To help prevent future panic attacks, make sure you are taking measures to manage your anxiety and stress levels. You can do this by regularly exercising to release tension and improve mood. Additionally, you can practice regular breathing exercises; there are many apps (including the Calm App) that provide guided exercises. Make sure that you are managing your health by eating regular meals to stabilize blood sugar levels and avoiding caffeine, smoking, and alcohol as they can worsen panic attacks. Lastly, consider going to cognitive behavioural therapy (CBT), as it can assist in identifying and changing negative thought patterns that can impact panic attacks.

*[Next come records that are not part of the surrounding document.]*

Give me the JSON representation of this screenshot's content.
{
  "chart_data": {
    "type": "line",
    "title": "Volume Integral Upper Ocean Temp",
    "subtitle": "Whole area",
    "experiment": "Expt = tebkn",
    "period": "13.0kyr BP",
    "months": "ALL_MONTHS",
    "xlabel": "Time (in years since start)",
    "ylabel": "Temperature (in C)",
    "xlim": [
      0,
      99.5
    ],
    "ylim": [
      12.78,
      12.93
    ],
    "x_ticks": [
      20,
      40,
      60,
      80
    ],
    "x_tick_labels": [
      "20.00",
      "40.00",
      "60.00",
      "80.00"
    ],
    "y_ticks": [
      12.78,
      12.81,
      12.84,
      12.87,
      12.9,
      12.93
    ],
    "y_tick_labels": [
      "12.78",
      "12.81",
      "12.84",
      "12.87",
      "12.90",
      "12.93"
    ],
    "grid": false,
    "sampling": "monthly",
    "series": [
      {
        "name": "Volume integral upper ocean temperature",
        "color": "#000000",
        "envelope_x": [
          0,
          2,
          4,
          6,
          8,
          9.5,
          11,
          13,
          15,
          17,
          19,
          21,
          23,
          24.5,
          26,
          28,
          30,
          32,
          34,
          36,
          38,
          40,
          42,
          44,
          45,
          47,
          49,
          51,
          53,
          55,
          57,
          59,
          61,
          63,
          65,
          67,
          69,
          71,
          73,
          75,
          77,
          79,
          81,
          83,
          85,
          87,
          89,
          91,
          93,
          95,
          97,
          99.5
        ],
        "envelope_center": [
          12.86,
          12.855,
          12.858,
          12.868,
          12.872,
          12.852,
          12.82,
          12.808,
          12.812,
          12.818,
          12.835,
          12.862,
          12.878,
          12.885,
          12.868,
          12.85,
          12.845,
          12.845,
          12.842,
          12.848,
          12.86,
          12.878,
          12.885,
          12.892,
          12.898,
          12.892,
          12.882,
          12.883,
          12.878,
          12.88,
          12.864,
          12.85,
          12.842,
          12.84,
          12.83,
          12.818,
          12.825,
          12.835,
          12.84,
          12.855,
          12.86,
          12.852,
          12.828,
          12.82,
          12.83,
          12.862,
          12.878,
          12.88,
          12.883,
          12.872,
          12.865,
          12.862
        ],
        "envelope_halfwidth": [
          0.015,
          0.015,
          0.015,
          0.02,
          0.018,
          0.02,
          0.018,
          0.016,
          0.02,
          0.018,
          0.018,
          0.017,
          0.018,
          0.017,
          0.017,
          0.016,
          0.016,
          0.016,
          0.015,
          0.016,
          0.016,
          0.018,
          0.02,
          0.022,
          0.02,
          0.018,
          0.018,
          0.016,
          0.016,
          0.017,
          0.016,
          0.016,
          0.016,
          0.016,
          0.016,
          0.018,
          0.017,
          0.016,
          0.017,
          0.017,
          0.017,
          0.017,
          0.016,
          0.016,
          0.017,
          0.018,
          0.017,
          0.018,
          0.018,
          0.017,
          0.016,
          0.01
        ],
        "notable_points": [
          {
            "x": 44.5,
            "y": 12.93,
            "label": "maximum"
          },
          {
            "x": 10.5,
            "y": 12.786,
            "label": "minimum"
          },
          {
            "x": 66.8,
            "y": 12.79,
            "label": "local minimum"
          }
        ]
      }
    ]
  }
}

Panic attacks can be triggered by different things. Each person experiences anxiety differently, but some factors that can contribute to panic attacks include stress, traumatic events, and changes in one’s life.

Supporting someone who is experiencing a panic attack

What can you do if a friend or loved one is having a panic attack? Firstly, stay with the person and remain calm. Offer to get them medicine if they usually take it and work through breathing with them. Importantly, do not make assumptions about their needs. Instead, ask them how they can be best supported. Being present and supportive can help reduce stress in stressful situations, prevent the situation from worsening, and can help provide control during a difficult time.

Supporting someone after a panic attack

It is important to support someone not only while they are experiencing a panic attack, but also afterwards. It is helpful to support them as they seek out help, whether that is through therapy, medication, or other means. Try your best not to panic when they panic; maintain calmness when they are facing waves of anxiety. Progress can be slow and is not always linear, so allow them to approach therapy at their own pace. Above all, remember to check in on them and remind them that they are loved and cared for.